Hari wafat Siti Khadijah hanya berselang beberapa hari dengan wafatnya Abu Thalib paman dan pelindung Nabi Saw. Karena kepergian dua orang yang begitu dikasihinya, Nabi menyebut tahun kesepuluh bi'tsat sebagai tahun kesedihan.

Namun berlepas dari musibah yang menimpa Rasulullah dengan kepergian istri terkasihnya dan paman yang sangat dicintainya, musibah turut pula menimpa kaum muslimin dengan adanya penyelewengan sejarah berkenaan dengan kehidupan dua kekasih Rasulullah tersebut dan perannya dalam penyebaran Islam. Abu Thalib oleh rekayasa sejarah disebut mati dalam keadaan kafir, sementara siti Khadijah dikecilkan keberadaannya.

Berikut adalah wawancara wartawan ABNA dengan Hujjatul Islam wa Muslimin Ustad Najmuddin Tabasi, pakar sejarah Islam yang bermukim di Qom Iran yang akan membeberkan fakta-fakta sejarah yang sengaja disembunyikan berkenaan dengan keutamaan Hadhrat Khadijah yang hari kesepuluh Ramadhan ini kita peringati syahadahnya.

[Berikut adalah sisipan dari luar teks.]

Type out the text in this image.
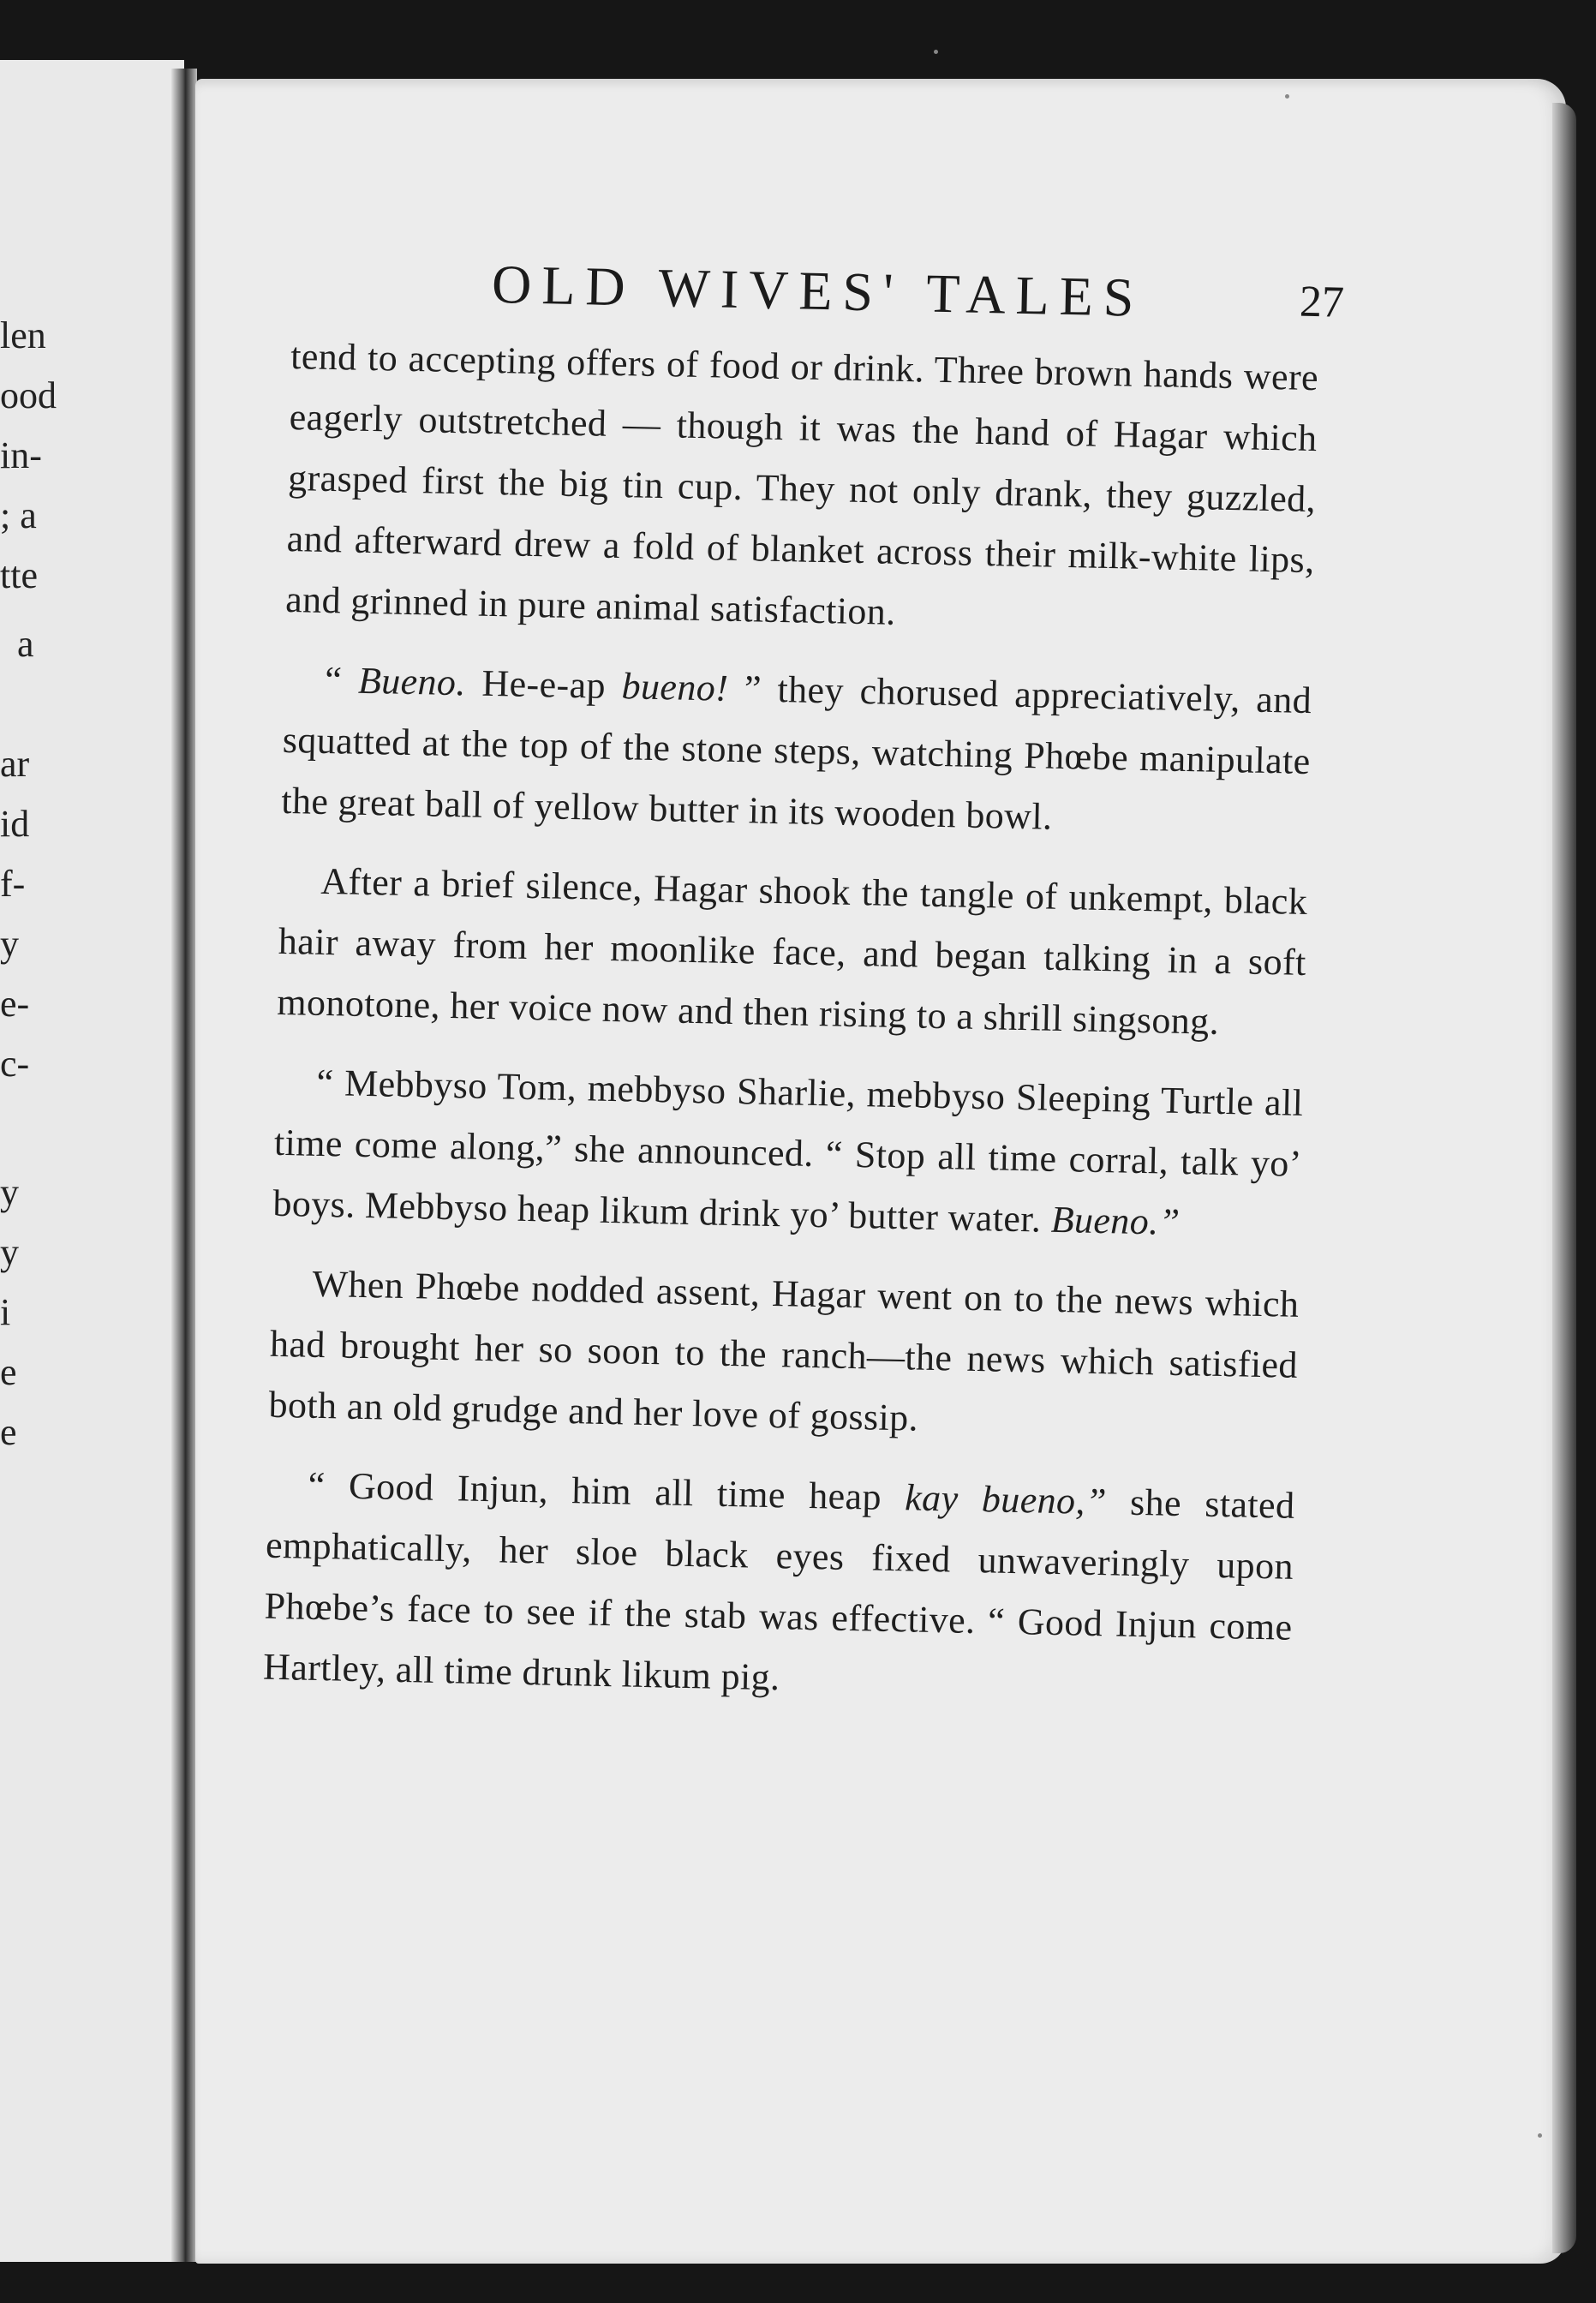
len
ood
in-
; a
tte
a
ar
id
f-
y
e-
c-
y
y
i
e
e
OLD WIVES' TALES	27

tend to accepting offers of food or drink. Three brown hands were eagerly outstretched — though it was the hand of Hagar which grasped first the big tin cup. They not only drank, they guzzled, and afterward drew a fold of blanket across their milk-white lips, and grinned in pure animal satisfaction.

“ Bueno. He-e-ap bueno! ” they chorused appreciatively, and squatted at the top of the stone steps, watching Phœbe manipulate the great ball of yellow butter in its wooden bowl.

After a brief silence, Hagar shook the tangle of unkempt, black hair away from her moonlike face, and began talking in a soft monotone, her voice now and then rising to a shrill singsong.

“ Mebbyso Tom, mebbyso Sharlie, mebbyso Sleeping Turtle all time come along,” she announced. “ Stop all time corral, talk yo’ boys. Mebbyso heap likum drink yo’ butter water. Bueno.”

When Phœbe nodded assent, Hagar went on to the news which had brought her so soon to the ranch—the news which satisfied both an old grudge and her love of gossip.

“ Good Injun, him all time heap kay bueno,” she stated emphatically, her sloe black eyes fixed unwaveringly upon Phœbe’s face to see if the stab was effective. “ Good Injun come Hartley, all time drunk likum pig.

ABNA: Malam Ini, malam kesepuluh Ramadhan dan malam yang dikenal dalam tarikh Islam sebagai malam wafatnya Ummul Mukminin Hadhrat Khadijah Kubra (sa). Bolehkan anda menyampaikan, apa yang dirasakan dan dilakukan Nabi dan putrinya Az Zahra pada malam itu?

-Bismilllahirrahmanirrahim. Almarhum Syaikh Haji Abbas Qomi meriwayatkan dalam kitabnya Hadhrat Khadijah dimalam ia hendak berpulang, ia berkata kepada Rasulullah Saw suaminya tercinta, "Ya Rasulullah, saya hendak menyampaikan beberapa hal kepadamu. Pertama, maafkan saya karena keterbatasan pengetahuanku tentangmu sehingga saya sering memperlakukanmu tidak selayaknya, pengabdianku padamu banyak cela dan cacatnya." Nabi menanggapi, "Tidaklah demikian istriku. Kamu telah melakukan semua yang semestinya kamu lakukan."

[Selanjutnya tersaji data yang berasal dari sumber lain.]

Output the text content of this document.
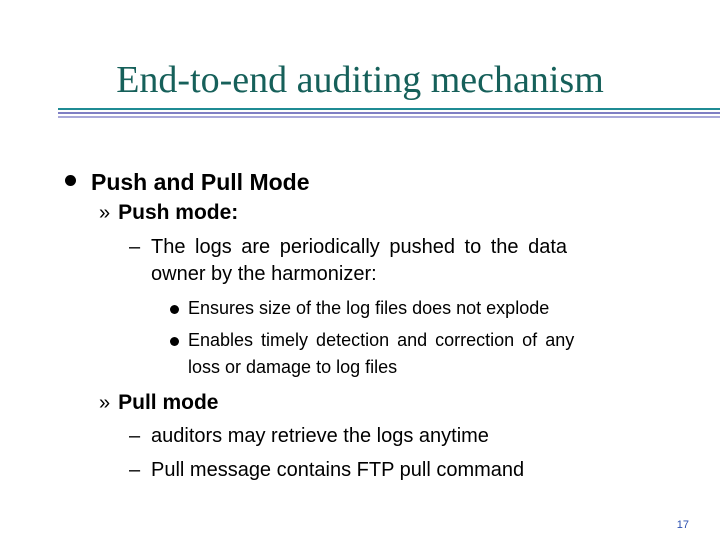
End-to-end auditing mechanism
Push and Pull Mode
» Push mode:
– The logs are periodically pushed to the data
owner by the harmonizer:
Ensures size of the log files does not explode
Enables timely detection and correction of any
loss or damage to log files
» Pull mode
– auditors may retrieve the logs anytime
– Pull message contains FTP pull command
17
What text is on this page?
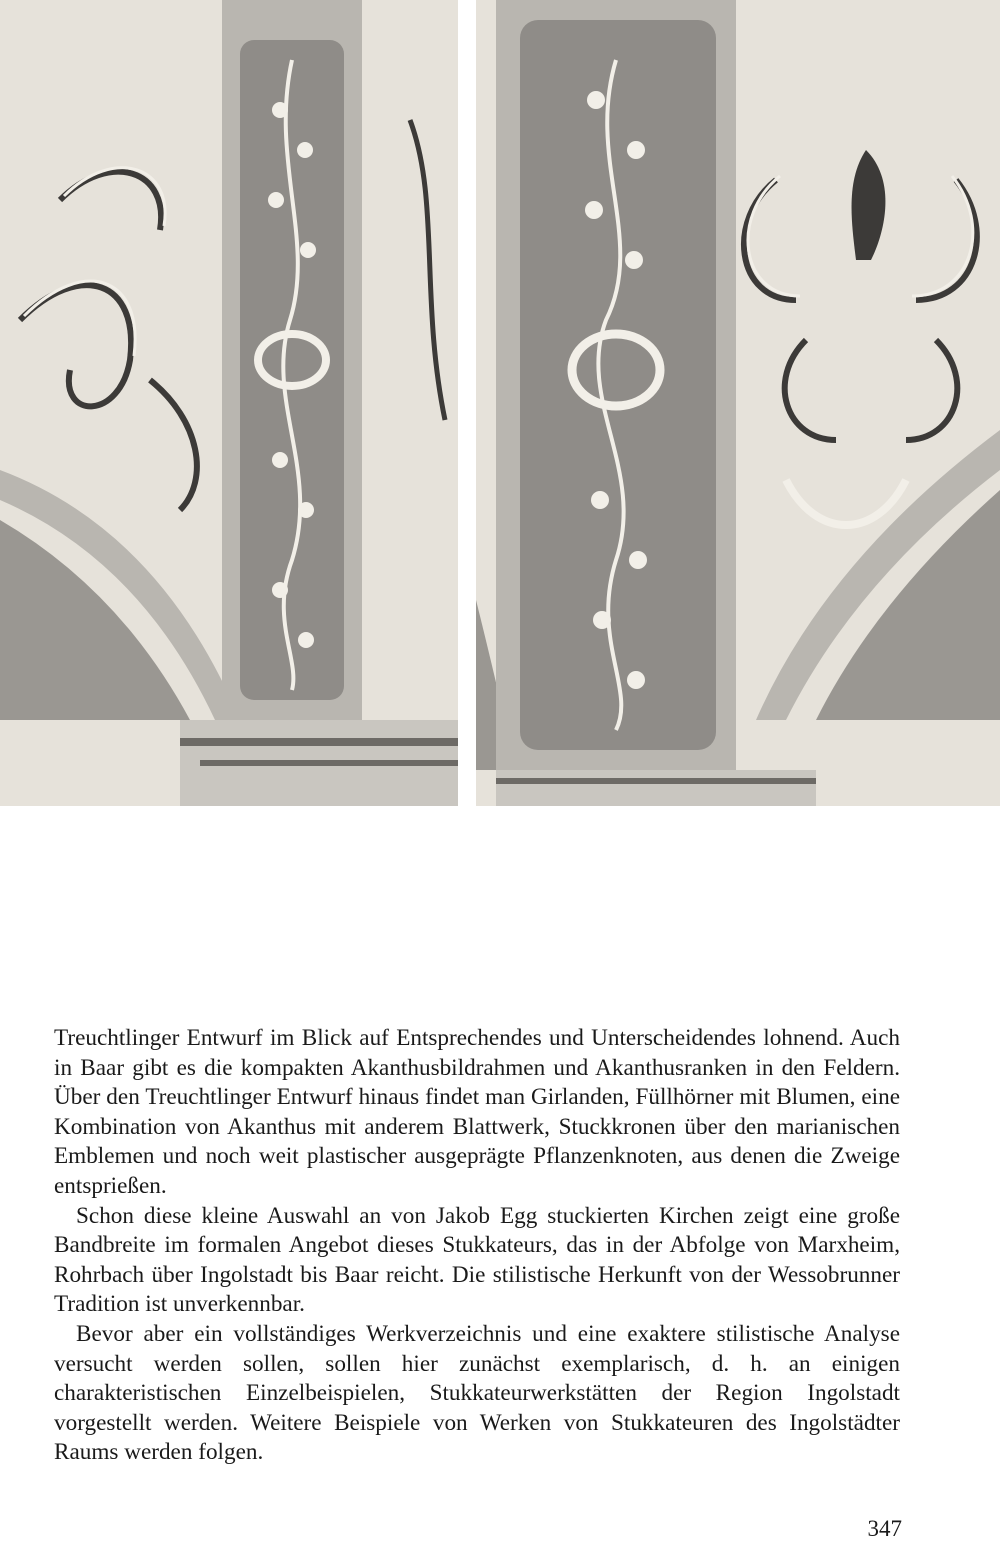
Treuchtlinger Entwurf im Blick auf Entsprechendes und Unterscheidendes lohnend. Auch in Baar gibt es die kompakten Akanthusbildrahmen und Akanthusranken in den Feldern. Über den Treuchtlinger Entwurf hinaus findet man Girlanden, Füllhörner mit Blumen, eine Kombination von Akanthus mit anderem Blattwerk, Stuckkronen über den marianischen Emblemen und noch weit plastischer ausgeprägte Pflanzenknoten, aus denen die Zweige entsprießen.

Schon diese kleine Auswahl an von Jakob Egg stuckierten Kirchen zeigt eine große Bandbreite im formalen Angebot dieses Stukkateurs, das in der Abfolge von Marxheim, Rohrbach über Ingolstadt bis Baar reicht. Die stilistische Herkunft von der Wessobrunner Tradition ist unverkennbar.

Bevor aber ein vollständiges Werkverzeichnis und eine exaktere stilistische Analyse versucht werden sollen, sollen hier zunächst exemplarisch, d. h. an einigen charakteristischen Einzelbeispielen, Stukkateurwerkstätten der Region Ingolstadt vorgestellt werden. Weitere Beispiele von Werken von Stukkateuren des Ingolstädter Raums werden folgen.

347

Siti Khadijah melanjutkan, "Yang kedua, dengan kepergianku putri kita akan mejadi yatim. Saya amanahkan putri 3 tahun ini untuk anda jaga baik-baik."

"Yang ketiga, saya malu menyampaikan langsung kepadamu. Dengan penuh rasa hormat, saya meminta kepadamu ya Rasulullah, bawa putriku kesini dan biarkan kami berdua, aku hendak menyampaikan satu hal padanya yang kemudian disampaikannya kepadamu." Nabi memenuhi permintaan istrinya tersebut. Dibawanya Fatimah disisi istrinya itu. Lalu meninggalkan mereka berdua. Fatimah mendekatkan telinganya ke bibir bunda tercintanya. Dengan kekuatan yang tersisa siti Khadijah berkata, "Anakku, sampaikan kepada ayahmu. Saya telah menyerahkan semua yang saya miliki untuk perjuangan di jalan Islam, sampai saya tidak lagi memiliki uang yang tersisa untuk membeli kain kafan. Saya takut dengan azab kubur, saya ingin pakaian yang ayahmu kenakan digunakan sebagai pengganti kain kafan untuk membungkus jasadku sehingga saya bisa aman dari siksa kubur."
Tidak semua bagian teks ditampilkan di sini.